Entre os intérpretes de suas canções estão Gal Costa, Maria Bethânia, Clara Nunes, Camisa de Vênus e O Rappa, entre outros.
Em 2019, seu álbum "Besta Fera" foi indicado ao Grammy Latino de Melhor Álbum de MPB e considerado um dos 25 melhores álbuns brasileiros do primeiro semestre de 2019 pela Associação Paulista de Críticos de Arte (APCA).
A APCA também escolheu seu álbum "Coração Bifurcado" como um dos 50 melhores álbuns brasileiros de 2023 e a colaboração "Mascarada: Zé Kéti com o Sérgio Krakopwski", como um dos 50 melhores álbuns de 2024.

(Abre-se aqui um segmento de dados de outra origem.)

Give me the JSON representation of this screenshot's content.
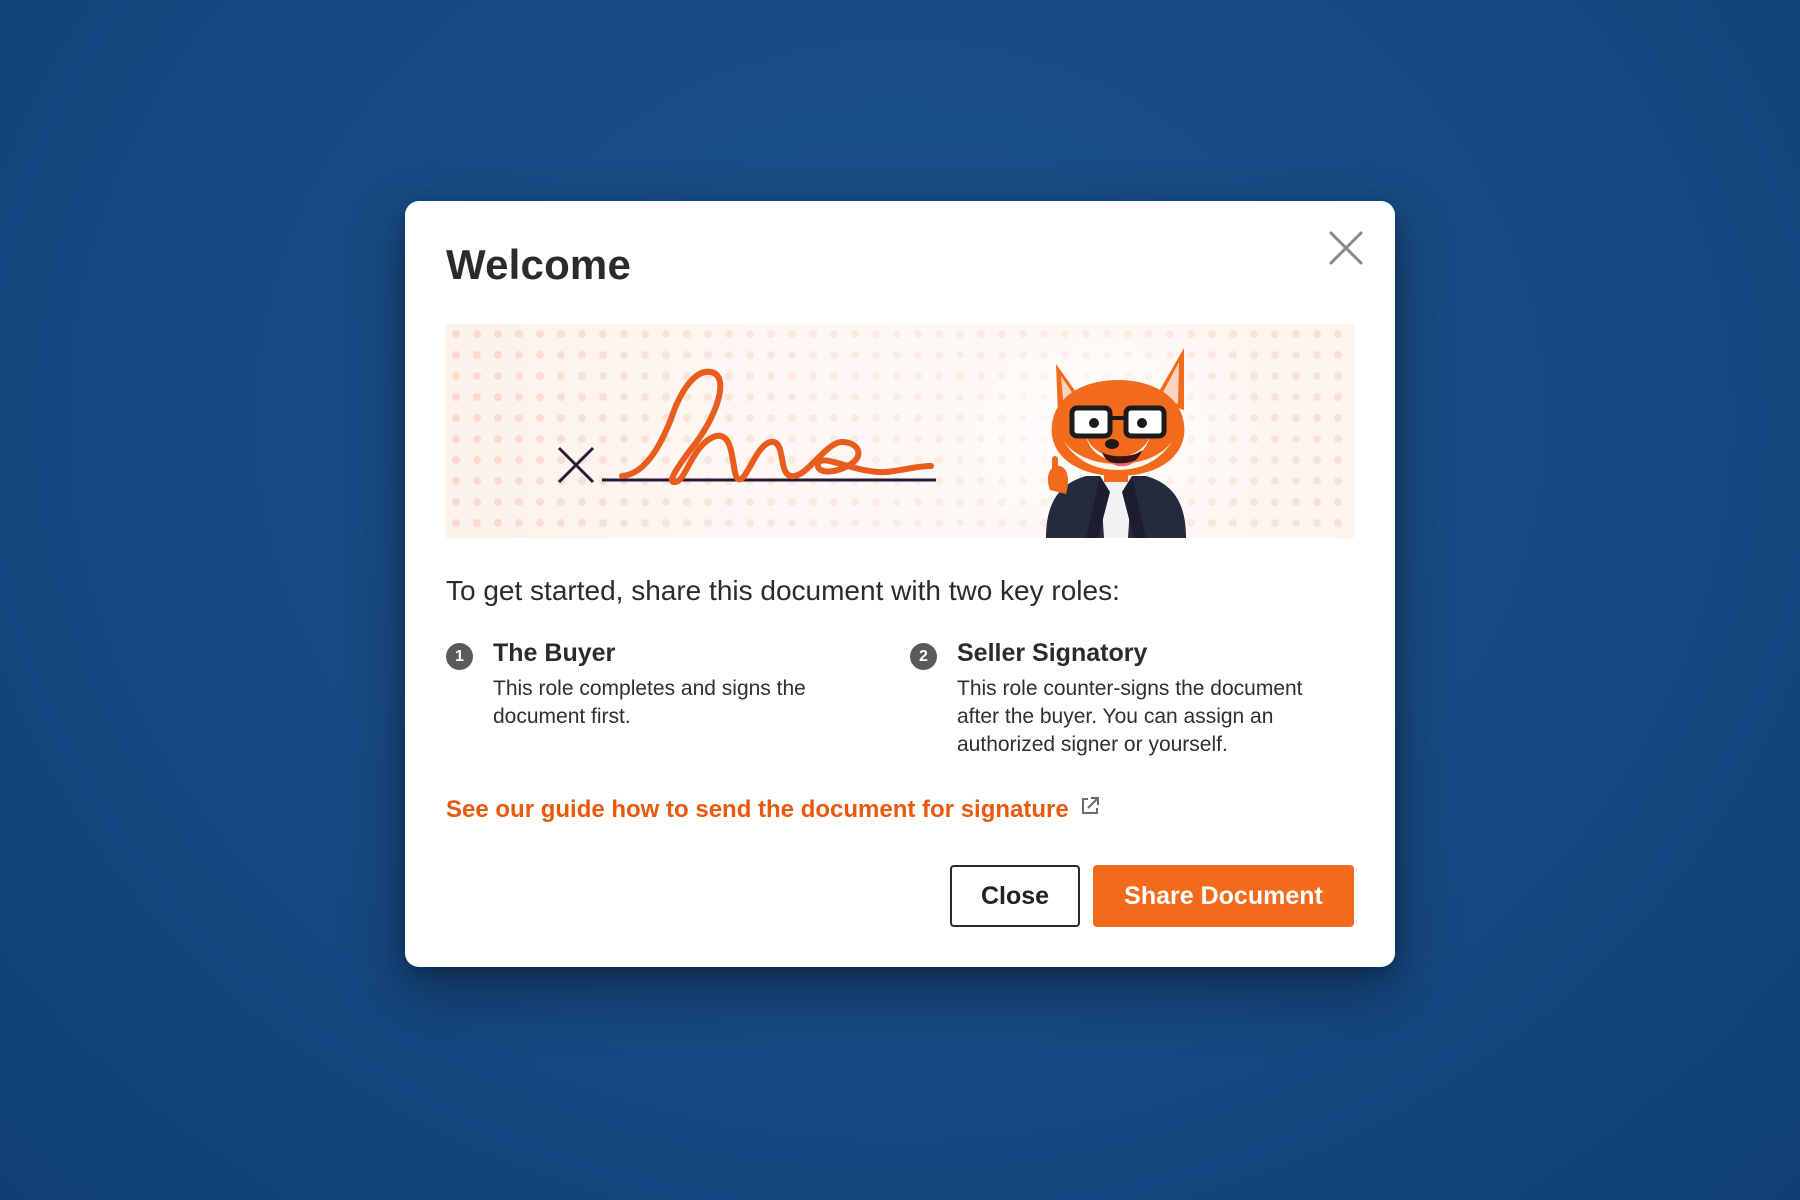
{
  "dialog": {
    "title": "Welcome",
    "intro": "To get started, share this document with two key roles:",
    "roles": [
      {
        "number": "1",
        "name": "The Buyer",
        "description": "This role completes and signs the document first."
      },
      {
        "number": "2",
        "name": "Seller Signatory",
        "description": "This role counter-signs the document after the buyer. You can assign an authorized signer or yourself."
      }
    ],
    "guide_link": "See our guide how to send the document for signature",
    "close_label": "Close",
    "share_label": "Share Document"
  },
  "icons": {
    "close": "close-icon",
    "external_link": "external-link-icon"
  },
  "colors": {
    "background": "#164a82",
    "accent": "#f26a1b",
    "link": "#e8590c",
    "text": "#2b2b2b"
  }
}
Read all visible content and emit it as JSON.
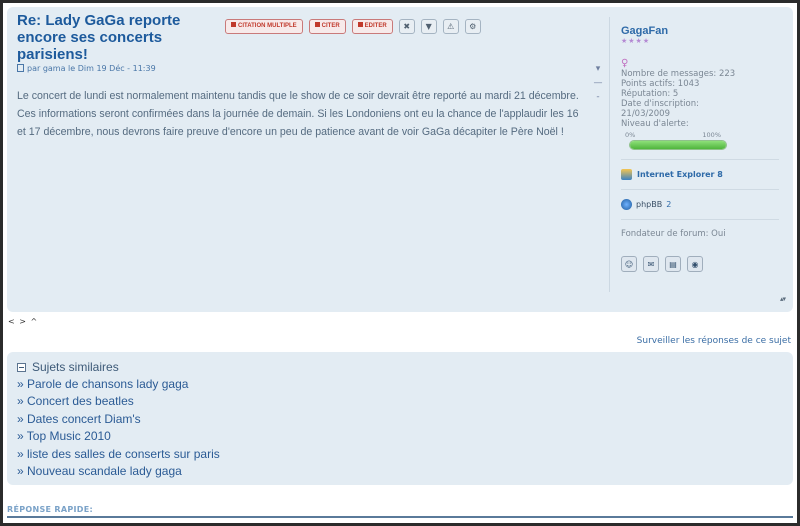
{
  "post": {
    "title": "Re: Lady GaGa reporte encore ses concerts parisiens!",
    "meta": "par gama le Dim 19 Déc - 11:39",
    "body": "Le concert de lundi est normalement maintenu tandis que le show de ce soir devrait être reporté au mardi 21 décembre. Ces informations seront confirmées dans la journée de demain. Si les Londoniens ont eu la chance de l'applaudir les 16 et 17 décembre, nous devrons faire preuve d'encore un peu de patience avant de voir GaGa décapiter le Père Noël !",
    "buttons": {
      "multi_quote": "CITATION MULTIPLE",
      "quote": "CITER",
      "edit": "EDITER"
    },
    "side_marks": {
      "top": "▾",
      "mid": "—",
      "bottom": "-"
    },
    "updown": "▴▾"
  },
  "profile": {
    "username": "GagaFan",
    "stars": "★★★★",
    "gender_icon": "♀",
    "stats": [
      "Nombre de messages: 223",
      "Points actifs: 1043",
      "Réputation: 5",
      "Date d'inscription:",
      "21/03/2009",
      "Niveau d'alerte:"
    ],
    "alert_min": "0%",
    "alert_max": "100%",
    "alert_level": 1.0,
    "browser": "Internet Explorer 8",
    "phpbb_label": "phpBB",
    "phpbb_version": "2",
    "founder": "Fondateur de forum: Oui",
    "icons": [
      "profile-icon",
      "pm-icon",
      "email-icon",
      "website-icon"
    ]
  },
  "nav": {
    "arrows": "< > ^"
  },
  "watch_link": "Surveiller les réponses de ce sujet",
  "similar": {
    "title": "Sujets similaires",
    "items": [
      "» Parole de chansons lady gaga",
      "» Concert des beatles",
      "» Dates concert Diam's",
      "» Top Music 2010",
      "» liste des salles de conserts sur paris",
      "» Nouveau scandale lady gaga"
    ]
  },
  "quick_reply": "RÉPONSE RAPIDE:",
  "colors": {
    "panel_bg": "#e3ecf3",
    "title_blue": "#1d5a9c",
    "link_blue": "#2b5b95",
    "button_red": "#c0392b",
    "alert_green": "#4fb53c"
  }
}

segunda-feira, 3 de novembro de 2025
Minha vinilteca (2): Lô Borges...
MINHA VINILTECA
Nesta nova série, vou compartilhar minha pequena vinilteca. São apenas 123 títulos. Um nada diante de colecionadores possuidores de andares inteiros de discos. Mas é a MINHA coleção. Cada um desses vinis tem uma história, um afeto, um porquê. São 75 LPs de artistas brasileiros e 48 de fora do Brasil. Sobre cada um, vou contar coisas como quando e em que contexto os adquiri ou ganhei (se me lembrar e houver anotação), a ficha técnica (se não houver encarte, recorro à internet) e alguma curiosidade, de minhas memórias ou disponíveis em resenhas. Claro que a maioria dessas informações qualquer IA pode lhes dar em segundos (faço uso de alguma, sim, quando não tiver outro meio de pesquisa), mas a minha emoção de quando escolhi o disco na loja, o coloquei no prato e depositei a agulha isso nenhum robô pode reproduzir. E é isso que quero lhes oferecer. As postagens seguem ordem alfabética. Intercalo LPs nacionais e internacionais.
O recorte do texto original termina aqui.